4 thoughts on “351: UFO Interceptor

  1. Hi
    This is a question rather than comment, has the interceptor ever been commercially produced with orange metal ski’s as I seem to remember having one as a child and bought one (because of this ) that looks to be original paint and rivet work under the wings and it shows no sign of having any work done ?
    Hope you can confirm / deny the validity as it is driving me crazy trying to find every scrap of info from every site I can.
    Kind regards.


  2. Hi Brian, Thanks for your note. To be honest I’ve not seen a production run 351 with metal legs or seen any reference to one in my research. That doesn’t mean its not genuine as the records of what was produced by Dinky are very incomplete. I have seen metal legs as replacement parts and so it may be a code 3 or it might be a pre-production model. Would it be possible to have photos of your model which I could then put up on the site to see if we get get more insight into what you have. Thanks Kevin (dcmtvspace (at) virginmedia.com)

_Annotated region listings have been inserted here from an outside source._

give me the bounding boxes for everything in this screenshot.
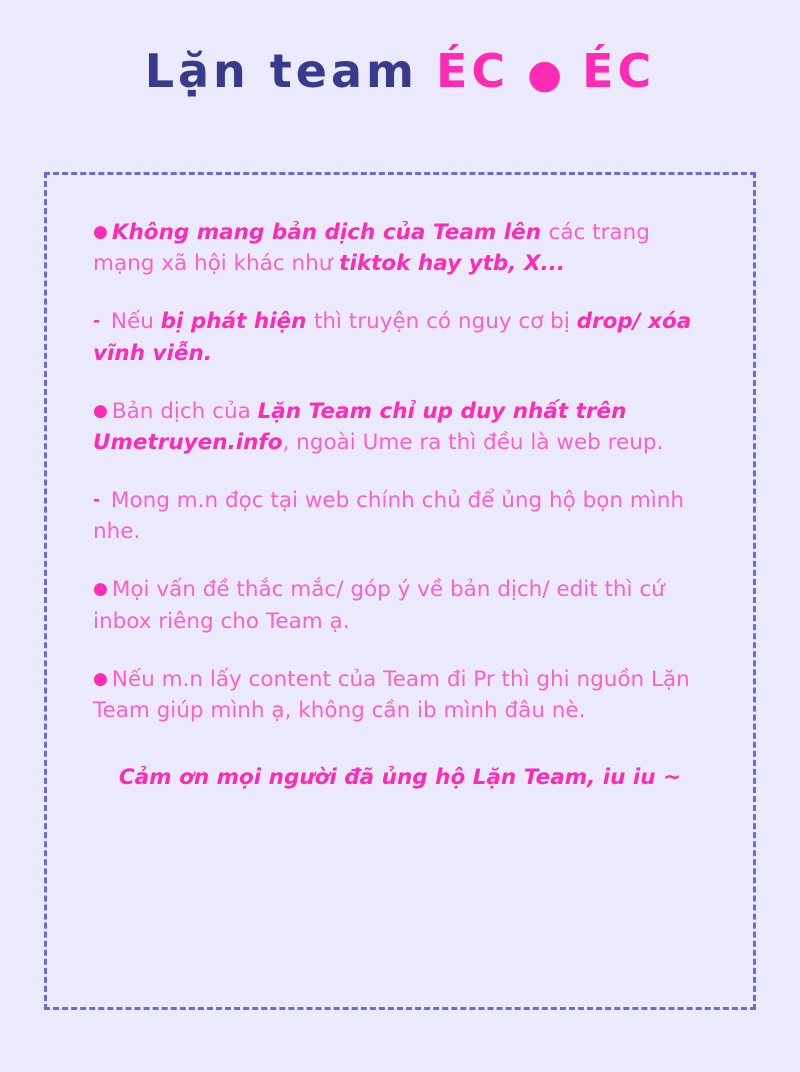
notice-item-4-seg-1: Mong m.n đọc tại web chính chủ để ủng hộ bọn mình nhe. <box>93 488 685 545</box>
dash-icon: - <box>93 490 101 511</box>
notice-item-2-seg-2: bị phát hiện <box>160 309 314 335</box>
notice-item-2-seg-3: thì truyện có nguy cơ bị <box>313 309 577 335</box>
notice-closing: Cảm ơn mọi người đã ủng hộ Lặn Team, iu iu ~ <box>118 765 682 791</box>
notice-item-2 <box>93 306 707 368</box>
notice-item-5-seg-1: Mọi vấn đề thắc mắc/ góp ý về bản dịch/ edit thì cứ inbox riêng cho Team ạ. <box>93 577 665 634</box>
notice-item-3-seg-2: Lặn Team chỉ up duy nhất trên Umetruyen.info <box>93 398 627 455</box>
bullet-icon: ● <box>93 222 108 242</box>
title-ec-left: ÉC <box>435 44 510 98</box>
notice-item-3-seg-1: Bản dịch của <box>111 398 258 424</box>
dash-icon: - <box>93 311 101 332</box>
title-ec-right: ÉC <box>582 44 656 98</box>
notice-item-2-seg-4: drop/ xóa vĩnh viễn. <box>93 309 692 366</box>
notice-item-4 <box>93 485 707 547</box>
notice-item-1 <box>93 217 707 279</box>
notice-item-6-seg-1: Nếu m.n lấy content của Team đi Pr thì ghi nguồn Lặn Team giúp mình ạ, không cần ib mình đâu nè. <box>93 666 690 723</box>
title-dot-icon: ● <box>527 51 565 98</box>
notice-item-1-seg-1: Không mang bản dịch của Team lên <box>111 220 549 245</box>
notice-box <box>44 172 756 1010</box>
notice-item-6 <box>93 664 707 726</box>
notice-item-1-seg-3: tiktok hay ytb, X... <box>339 251 566 277</box>
bullet-icon: ● <box>93 579 108 600</box>
notice-item-3-seg-3: , ngoài Ume ra thì đều là web reup. <box>282 429 664 455</box>
title-team-name: Lặn team <box>144 44 418 98</box>
page-title <box>0 0 800 99</box>
bullet-icon: ● <box>93 668 108 689</box>
notice-item-5 <box>93 574 707 636</box>
bullet-icon: ● <box>93 400 108 421</box>
notice-item-3 <box>93 396 707 458</box>
notice-item-1-seg-2: các trang mạng xã hội khác như <box>93 220 650 277</box>
notice-item-2-seg-1: Nếu <box>104 309 161 335</box>
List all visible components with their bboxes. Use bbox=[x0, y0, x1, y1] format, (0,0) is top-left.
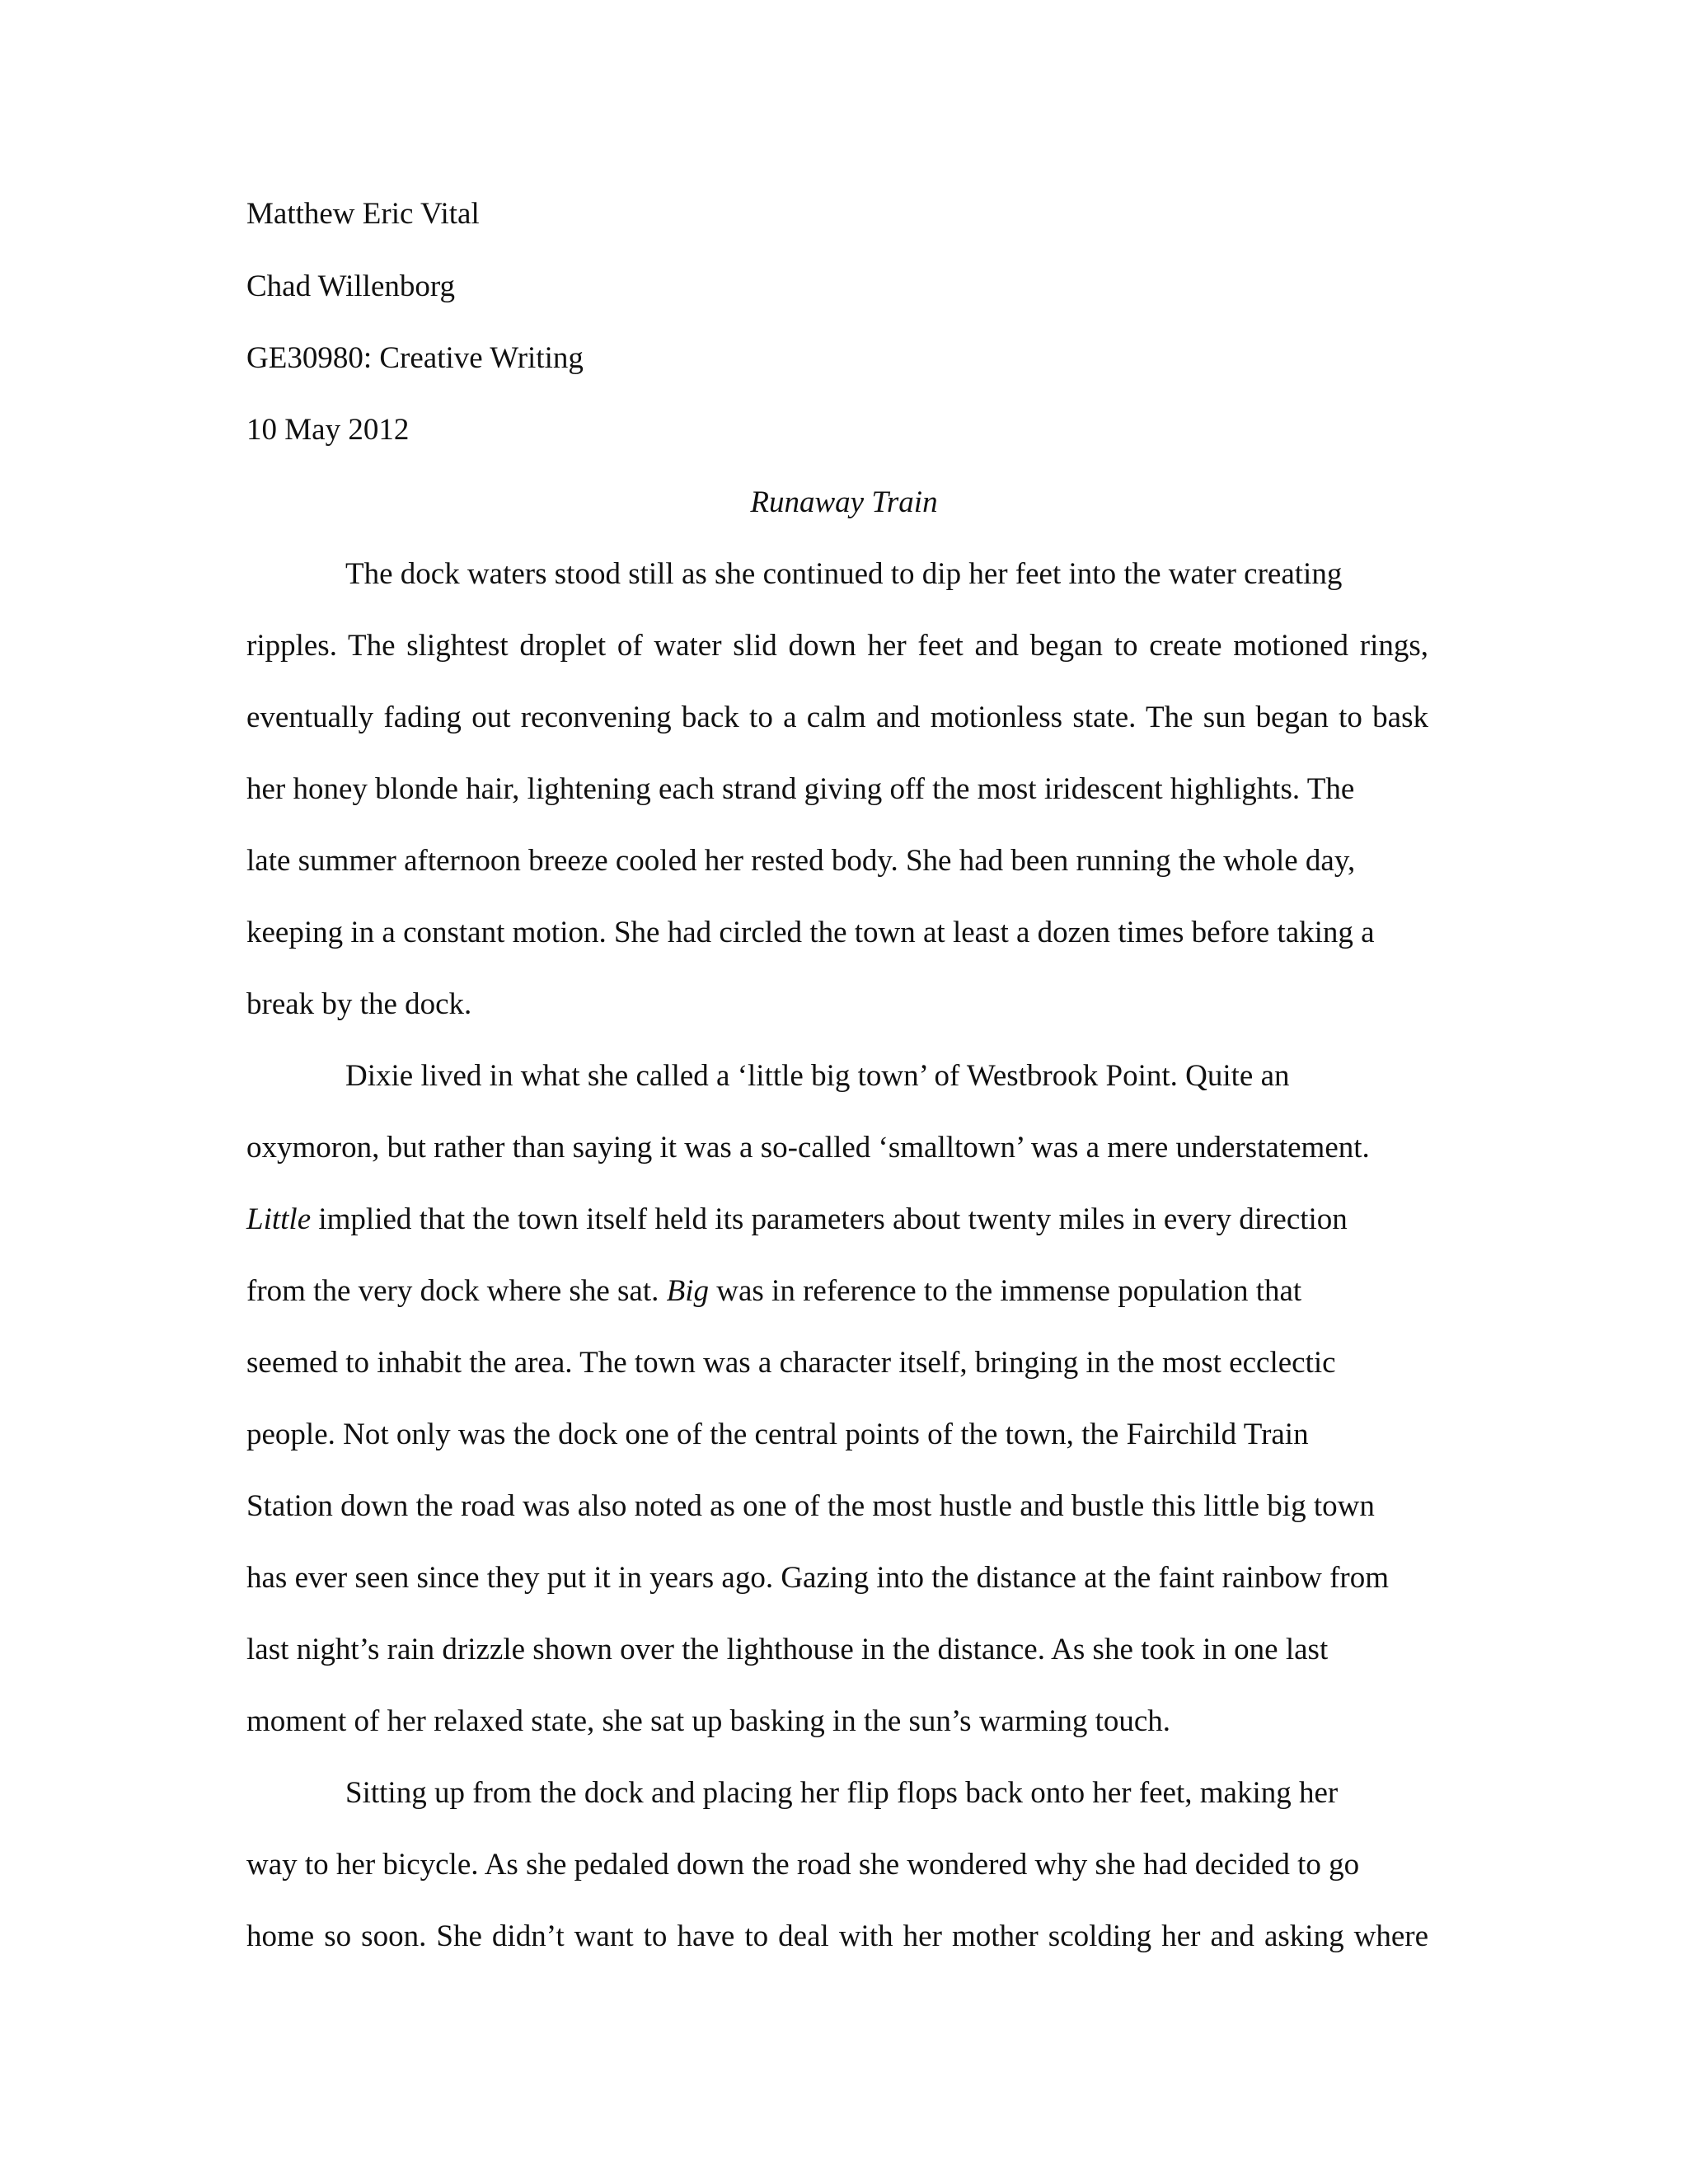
paragraph-2-line-3 bbox=[246, 1202, 1348, 1238]
paragraph-3-line-2: way to her bicycle. As she pedaled down the road she wondered why she had decided to go bbox=[246, 1848, 1360, 1882]
paragraph-2-line-1: Dixie lived in what she called a ‘little big town’ of Westbrook Point. Quite an bbox=[345, 1059, 1290, 1093]
story-title bbox=[0, 485, 1688, 521]
paragraph-2-line-8: has ever seen since they put it in years ago. Gazing into the distance at the faint rainbow from bbox=[246, 1561, 1390, 1595]
paragraph-1-line-7: break by the dock. bbox=[246, 987, 472, 1021]
paragraph-2-line-6: people. Not only was the dock one of the central points of the town, the Fairchild Train bbox=[246, 1418, 1309, 1451]
author-name: Matthew Eric Vital bbox=[246, 197, 480, 231]
paragraph-2-line-4-pre: from the very dock where she sat. bbox=[246, 1274, 667, 1308]
emphasis-little: Little bbox=[246, 1202, 312, 1236]
paragraph-1-line-6: keeping in a constant motion. She had circled the town at least a dozen times before taking a bbox=[246, 916, 1375, 949]
course-name: GE30980: Creative Writing bbox=[246, 341, 584, 375]
emphasis-big: Big bbox=[666, 1274, 709, 1308]
paragraph-1-line-4: her honey blonde hair, lightening each strand giving off the most iridescent highlights. The bbox=[246, 772, 1355, 806]
paragraph-1-line-2: ripples. The slightest droplet of water slid down her feet and began to create motioned rings, bbox=[246, 629, 1428, 663]
paragraph-2-line-4-rest: was in reference to the immense population that bbox=[709, 1274, 1302, 1308]
paragraph-2-line-4 bbox=[246, 1273, 1301, 1310]
paragraph-3-line-1: Sitting up from the dock and placing her flip flops back onto her feet, making her bbox=[345, 1776, 1339, 1810]
paragraph-2-line-9: last night’s rain drizzle shown over the lighthouse in the distance. As she took in one last bbox=[246, 1633, 1329, 1666]
paragraph-2-line-10: moment of her relaxed state, she sat up basking in the sun’s warming touch. bbox=[246, 1704, 1171, 1738]
paragraph-2-line-7: Station down the road was also noted as one of the most hustle and bustle this little big town bbox=[246, 1489, 1375, 1523]
paragraph-1-line-3: eventually fading out reconvening back to a calm and motionless state. The sun began to bask bbox=[246, 701, 1428, 734]
instructor-name: Chad Willenborg bbox=[246, 269, 456, 303]
paragraph-1-line-5: late summer afternoon breeze cooled her rested body. She had been running the whole day, bbox=[246, 844, 1356, 878]
paragraph-1-line-1: The dock waters stood still as she continued to dip her feet into the water creating bbox=[345, 557, 1343, 591]
paragraph-2-line-2: oxymoron, but rather than saying it was a so-called ‘smalltown’ was a mere understatement. bbox=[246, 1131, 1370, 1165]
paragraph-2-line-3-rest: implied that the town itself held its parameters about twenty miles in every direction bbox=[311, 1202, 1348, 1236]
date-line: 10 May 2012 bbox=[246, 413, 410, 447]
paragraph-3-line-3: home so soon. She didn’t want to have to deal with her mother scolding her and asking where bbox=[246, 1919, 1428, 1953]
paragraph-2-line-5: seemed to inhabit the area. The town was a character itself, bringing in the most ecclectic bbox=[246, 1346, 1336, 1380]
story-title-text: Runaway Train bbox=[750, 485, 938, 519]
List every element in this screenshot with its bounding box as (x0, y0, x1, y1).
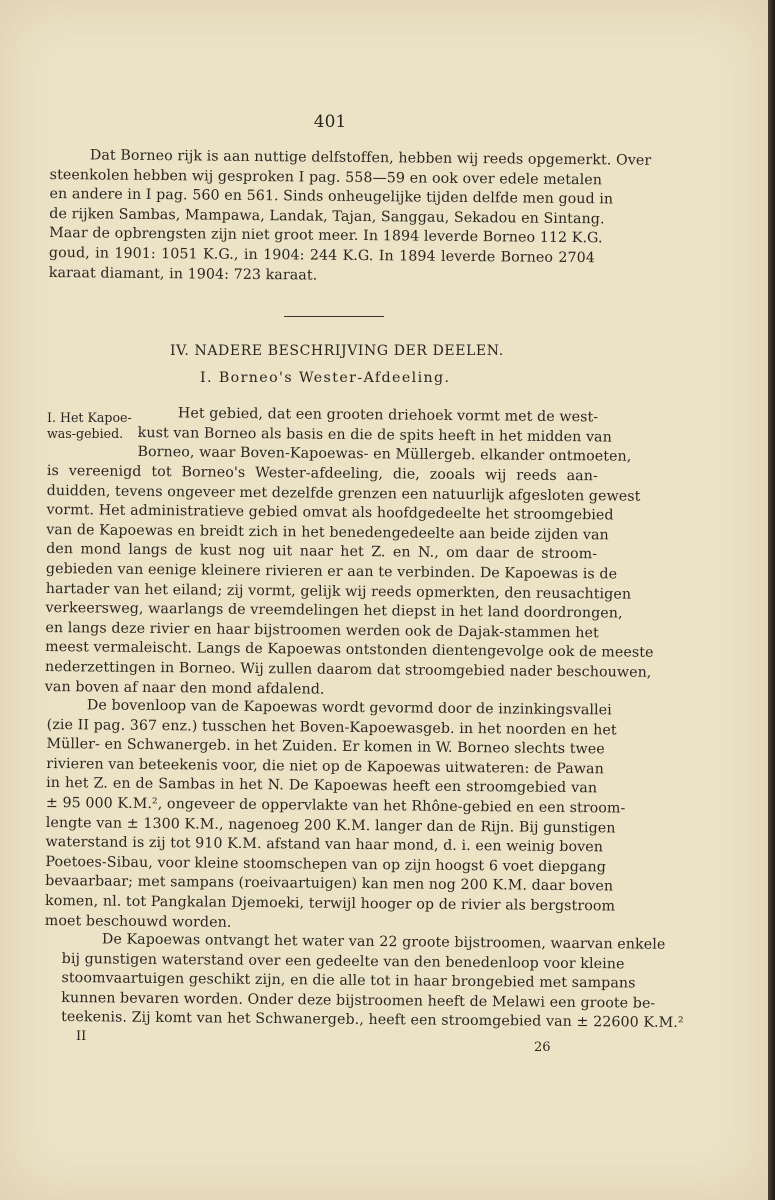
text-line: teekenis. Zij komt van het Schwanergeb., heeft een stroomgebied van ± 22600 K.M.² (61, 1009, 684, 1032)
folio-mark: 26 (534, 1040, 551, 1055)
text-line: Müller- en Schwanergeb. in het Zuiden. Er komen in W. Borneo slechts twee (46, 736, 605, 758)
text-line: Borneo, waar Boven-Kapoewas- en Müllergeb. elkander ontmoeten, (137, 444, 632, 465)
text-line: Maar de opbrengsten zijn niet groot meer. In 1894 leverde Borneo 112 K.G. (49, 225, 603, 247)
text-line: vormt. Het administratieve gebied omvat als hoofdgedeelte het stroomgebied (46, 502, 614, 524)
text-line: in het Z. en de Sambas in het N. De Kapoewas heeft een stroomgebied van (46, 775, 598, 797)
text-line: gebieden van eenige kleinere rivieren er aan te verbinden. De Kapoewas is de (45, 560, 618, 583)
text-line: goud, in 1901: 1051 K.G., in 1904: 244 K.G. In 1894 leverde Borneo 2704 (48, 244, 596, 267)
section-subheading: I. Borneo's Wester-Afdeeling. (200, 370, 451, 386)
text-line: Dat Borneo rijk is aan nuttige delfstoffen, hebben wij reeds opgemerkt. Over (89, 147, 652, 169)
section-heading: IV. NADERE BESCHRIJVING DER DEELEN. (170, 343, 504, 359)
text-line: karaat diamant, in 1904: 723 karaat. (48, 264, 318, 284)
text-line: meest vermaleischt. Langs de Kapoewas ontstonden dientengevolge ook de meeste (45, 639, 654, 662)
text-line: Het gebied, dat een grooten driehoek vormt met de west- (177, 405, 599, 426)
text-line: de rijken Sambas, Mampawa, Landak, Tajan, Sanggau, Sekadou en Sintang. (49, 205, 605, 228)
text-line: is vereenigd tot Borneo's Wester-afdeeling, die, zooals wij reeds aan- (46, 462, 598, 485)
text-line: Poetoes-Sibau, voor kleine stoomschepen van op zijn hoogst 6 voet diepgang (45, 853, 607, 876)
text-line: en langs deze rivier en haar bijstroomen werden ook de Dajak-stammen het (45, 619, 599, 642)
paragraph-bijstroomen (61, 930, 684, 1033)
text-line: en andere in I pag. 560 en 561. Sinds onheugelijke tijden delfde men goud in (49, 186, 614, 208)
text-line: den mond langs de kust nog uit naar het Z. en N., om daar de stroom- (46, 541, 598, 563)
text-line: ± 95 000 K.M.², ongeveer de oppervlakte van het Rhône-gebied en een stroom- (45, 794, 626, 817)
text-line: verkeersweg, waarlangs de vreemdelingen het diepst in het land doordrongen, (45, 600, 623, 622)
signature-mark: II (76, 1029, 87, 1044)
text-line: rivieren van beteekenis voor, die niet op de Kapoewas uitwateren: de Pawan (46, 755, 604, 778)
text-line: komen, nl. tot Pangkalan Djemoeki, terwijl hooger op de rivier als bergstroom (44, 892, 616, 915)
text-line: nederzettingen in Borneo. Wij zullen daarom dat stroomgebied nader beschouwen, (44, 658, 652, 681)
section-divider (284, 316, 384, 317)
page-number: 401 (313, 112, 347, 132)
text-line: moet beschouwd worden. (44, 912, 232, 931)
paragraph-minerals (48, 146, 652, 288)
paragraph-intro (137, 404, 632, 467)
text-line: kunnen bevaren worden. Onder deze bijstroomen heeft de Melawi een groote be- (61, 989, 656, 1012)
margin-note (47, 410, 132, 442)
text-line: steenkolen hebben wij gesproken I pag. 558—59 en ook over edele metalen (49, 166, 603, 188)
page-edge (768, 0, 775, 1200)
text-line: bij gunstigen waterstand over een gedeelte van den benedenloop voor kleine (61, 950, 625, 972)
text-line: kust van Borneo als basis en die de spits heeft in het midden van (137, 424, 612, 446)
text-line: De bovenloop van de Kapoewas wordt gevormd door de inzinkingsvallei (86, 697, 612, 719)
margin-note-line: I. Het Kapoe- (47, 410, 132, 425)
text-line: bevaarbaar; met sampans (roeivaartuigen) kan men nog 200 K.M. daar boven (45, 873, 614, 895)
text-line: De Kapoewas ontvangt het water van 22 groote bijstroomen, waarvan enkele (101, 931, 666, 953)
text-line: lengte van ± 1300 K.M., nagenoeg 200 K.M. langer dan de Rijn. Bij gunstigen (45, 814, 616, 837)
text-line: van boven af naar den mond afdalend. (44, 678, 325, 698)
text-line: stoomvaartuigen geschikt zijn, en die alle tot in haar brongebied met sampans (61, 970, 636, 992)
paragraph-bovenloop (44, 696, 626, 936)
text-line: duidden, tevens ongeveer met dezelfde grenzen een natuurlijk afgesloten gewest (46, 482, 641, 505)
text-line: (zie II pag. 367 enz.) tusschen het Boven-Kapoewasgeb. in het noorden en het (46, 716, 617, 739)
paragraph-wester-afdeeling (44, 462, 654, 702)
margin-note-line: was-gebied. (47, 426, 124, 441)
text-line: van de Kapoewas en breidt zich in het benedengedeelte aan beide zijden van (46, 521, 609, 544)
text-line: hartader van het eiland; zij vormt, gelijk wij reeds opmerkten, den reusachtigen (45, 580, 632, 603)
text-line: waterstand is zij tot 910 K.M. afstand van haar mond, d. i. een weinig boven (45, 834, 604, 856)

    1. Probably late to the party. This will be more than likely a rebuild. If you do it properly, once you have drilled out the rivet you can fill it in again with a “solder” glue like liquid solder in a tube. The use of certain bic pen lids can be used to to shape the solder into a rivet appearance. I used to use this method when renovating a model.


  3. Thoughts on which can first. I did a lot research on this a while back. I came to a conclusion based on other dinky first runs. Namely the more effort put in the earlier the production run. That lead me to belief red ski version is the earlier as it has the most window dressing; chromed “bonnet”, bronze exhaust and intakes, black missile housing and blue tinted screen. This was borne out (at least on the eagle 360) after talking to an ex-meccano friend who worked on the 360/361 eagles. The first versions of any toy were the boldest and brightest and as the production runs continued less and less effort was put into any given toy. Also it was unlikely that the 351 would have swapped from orange to red and back to orange plastics. Although it would depend heavily on what new products using the colour where being produced at the time. It’s also worth pointing out the screws, earlier models were flathead and latter crosshead (Phillips).
    The advertising of these things was notoriously unreliable due to using drawings rather than photos

    As for nukes, red/white and yellow/black were the original colour scheme. Since they are so easy to renovate the 351 is subject Frankenstein-ism much like the fabled white eagle transporter.

    Ages ago I used to run a site on fixing these things up. I got annoyed at the inflated prices people were asking for a non original model whilst claiming otherwise.